2018-05-08T14:04:09-03:00 03/04/2018|

Apesar do alto uso de avaliações, o resultado do Brasil é fraco. “Avaliações em larga escala deveriam ser usadas para cooperação e não coerção”, diz o professor finlandês Jaakko Kauko

Avaliação Nacional de Alfabetização (ANA), Prova Brasil e Pisa são algumas das avaliações nacionais e internacionais que já fazem parte do calendário escolar no Brasil, desde os anos iniciais do Ensino Fundamental até o Ensino Médio.
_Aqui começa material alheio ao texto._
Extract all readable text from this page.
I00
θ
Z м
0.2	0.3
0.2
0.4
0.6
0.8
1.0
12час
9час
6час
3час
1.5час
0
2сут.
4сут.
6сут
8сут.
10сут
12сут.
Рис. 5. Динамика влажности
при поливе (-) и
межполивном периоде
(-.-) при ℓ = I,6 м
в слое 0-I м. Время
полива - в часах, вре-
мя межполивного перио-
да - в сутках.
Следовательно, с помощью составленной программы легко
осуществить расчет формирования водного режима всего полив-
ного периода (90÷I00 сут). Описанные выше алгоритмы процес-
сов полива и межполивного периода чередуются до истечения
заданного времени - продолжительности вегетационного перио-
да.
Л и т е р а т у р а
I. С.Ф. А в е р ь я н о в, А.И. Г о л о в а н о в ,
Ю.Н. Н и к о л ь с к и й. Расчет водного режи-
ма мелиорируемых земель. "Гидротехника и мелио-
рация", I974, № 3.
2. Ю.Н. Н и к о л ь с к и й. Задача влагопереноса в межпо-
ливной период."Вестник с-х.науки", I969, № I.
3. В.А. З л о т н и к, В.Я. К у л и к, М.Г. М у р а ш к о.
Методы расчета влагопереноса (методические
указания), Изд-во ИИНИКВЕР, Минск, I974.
Questionários da última edição, de 2015, do Programa Internacional de Avaliação de Alunos (Pisa), da Organização para a Cooperação e Desenvolvimento Econômico (OCDE) – avaliação aplicada a estudantes de 15 anos de mais de 73 países e regiões -, mostram que a maior parte das escolas no Brasil leva em conta os resultados dessas avaliações para direcionar as práticas educacionais.

No Brasil, 73,23% das escolas afirmaram em questionário do Pisa que usam os resultados das avaliações de larga escala para monitorar o próprio desempenho. A porcentagem é maior que a média dos países da OCDE, que é 61,22%, e supera a da Finlândia, cujo modelo educacional é referência mundial. No país, 55,64% das escolas disseram usar essas avaliações para monitorar o desempenho.

Dados tabulados pelo Interdisciplinaridade e Evidências no Debate Educacional (Iede) a partir dessas respostas colocam o Brasil como o 28º país com maior percentual de menções ao uso das avaliações, enquanto a Finlândia, por exemplo, é o 46º da lista. O questionário mostra ainda que 67,91% das escolas brasileiras usam as avaliações para orientar o aprendizado dos alunos, contra 54,66% da média dos países da OCDE. É importante acrescentar que, no Brasil, 58,17% da escolas usam os resultados para informar os pais sobre o progresso dos filhos, enquanto a média dos países da OCDE para esse quesito é 54,14%.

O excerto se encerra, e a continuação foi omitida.